The thing that makes this a book for sorcerers, is the philosophy behind it. The Martian named Smith sees the world in a totally different way than the humans around him, and struggles to grok it. And yes, this is where the word grok originates from. He has totally different morals, and a different understanding of life, death, and religion. It’s refreshing to see an outsider look at our culture. This is why it is important, as sorcerers we should be critical of what everyone just accepts. We should challenge the reality we see, and experience, question it, test it. Don’t just assume it is right because it has always been shown as right to us. Sorcerers should push every boundary in their life, question everything, and seeing Michael Smith do that to our culture is a great example and reminder. Eventually the book gets into some spiritual stuff too, and becomes more interesting there. Also, I find the idea of grokking something being part of controlling it an important lesson for a sorcerer.
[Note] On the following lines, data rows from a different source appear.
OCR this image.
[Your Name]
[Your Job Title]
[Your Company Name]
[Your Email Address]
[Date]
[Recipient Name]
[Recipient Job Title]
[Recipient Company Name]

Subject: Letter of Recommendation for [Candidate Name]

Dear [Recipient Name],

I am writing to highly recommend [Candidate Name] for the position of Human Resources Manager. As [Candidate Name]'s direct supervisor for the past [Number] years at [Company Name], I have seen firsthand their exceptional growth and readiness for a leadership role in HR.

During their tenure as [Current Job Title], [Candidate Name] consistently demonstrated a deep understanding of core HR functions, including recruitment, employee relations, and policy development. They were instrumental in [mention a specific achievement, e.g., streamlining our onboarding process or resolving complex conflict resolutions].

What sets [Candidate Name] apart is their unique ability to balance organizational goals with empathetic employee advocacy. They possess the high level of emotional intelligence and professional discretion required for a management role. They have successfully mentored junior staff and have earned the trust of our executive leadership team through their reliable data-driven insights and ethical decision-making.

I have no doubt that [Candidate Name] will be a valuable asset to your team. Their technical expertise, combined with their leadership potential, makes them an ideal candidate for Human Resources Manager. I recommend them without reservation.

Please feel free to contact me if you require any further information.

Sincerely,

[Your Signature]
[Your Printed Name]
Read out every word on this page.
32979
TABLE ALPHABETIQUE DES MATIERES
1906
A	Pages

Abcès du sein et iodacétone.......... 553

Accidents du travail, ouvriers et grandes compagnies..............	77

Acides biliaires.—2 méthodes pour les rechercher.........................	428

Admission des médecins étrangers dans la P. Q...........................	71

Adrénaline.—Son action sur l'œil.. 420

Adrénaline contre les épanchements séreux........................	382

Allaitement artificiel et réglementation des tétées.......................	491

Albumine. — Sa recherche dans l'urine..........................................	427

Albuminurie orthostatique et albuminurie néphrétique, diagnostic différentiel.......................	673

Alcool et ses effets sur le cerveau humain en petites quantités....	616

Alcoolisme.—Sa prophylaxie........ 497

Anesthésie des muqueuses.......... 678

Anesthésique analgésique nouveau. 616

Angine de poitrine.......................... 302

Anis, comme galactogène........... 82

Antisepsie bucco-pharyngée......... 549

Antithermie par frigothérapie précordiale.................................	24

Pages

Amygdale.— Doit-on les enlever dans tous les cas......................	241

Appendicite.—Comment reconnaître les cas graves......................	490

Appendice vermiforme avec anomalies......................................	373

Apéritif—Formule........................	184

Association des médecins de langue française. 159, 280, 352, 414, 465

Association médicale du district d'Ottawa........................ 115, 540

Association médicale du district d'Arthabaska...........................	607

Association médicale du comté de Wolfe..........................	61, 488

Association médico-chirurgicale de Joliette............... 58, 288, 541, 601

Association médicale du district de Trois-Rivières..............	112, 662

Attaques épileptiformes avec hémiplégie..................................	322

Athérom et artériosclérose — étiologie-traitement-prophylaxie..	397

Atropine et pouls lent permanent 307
If you’re familiar with the neopagan group “The Church of All Worlds” that name, and basic ideology was taken right from this book by Oberon Zell-Ravenheart
5. 51w-Wyp-wgL._SL250_[1]American Gods by Neil Gaiman
I feel this one is a bit cliché to add to the list, but necessary.
If you’ve somehow managed to avoid the book, essentially it tells the story of a man trapped between a war of the gods. The war is between the “old” gods, the gods of Egypt, Babylon, Greece, India, the Nordic lands, and so one, versus the new gods of our culture, Internet, Data-based finances, Electrical systems, roads, and so one.
It has a bit of post-modern chaos flair to it, the idea that new gods are developing, that gods are sustained by belief and energy and attention, and shape our world as much as they are shaped by it. There isn’t much in the book I’d say is a must-learn for a sorcerer, but it’s more the cosmology and world it weaves that I find compelling for a sorcerer.
So what about you? What five fiction books would you recommend that sorcerers read?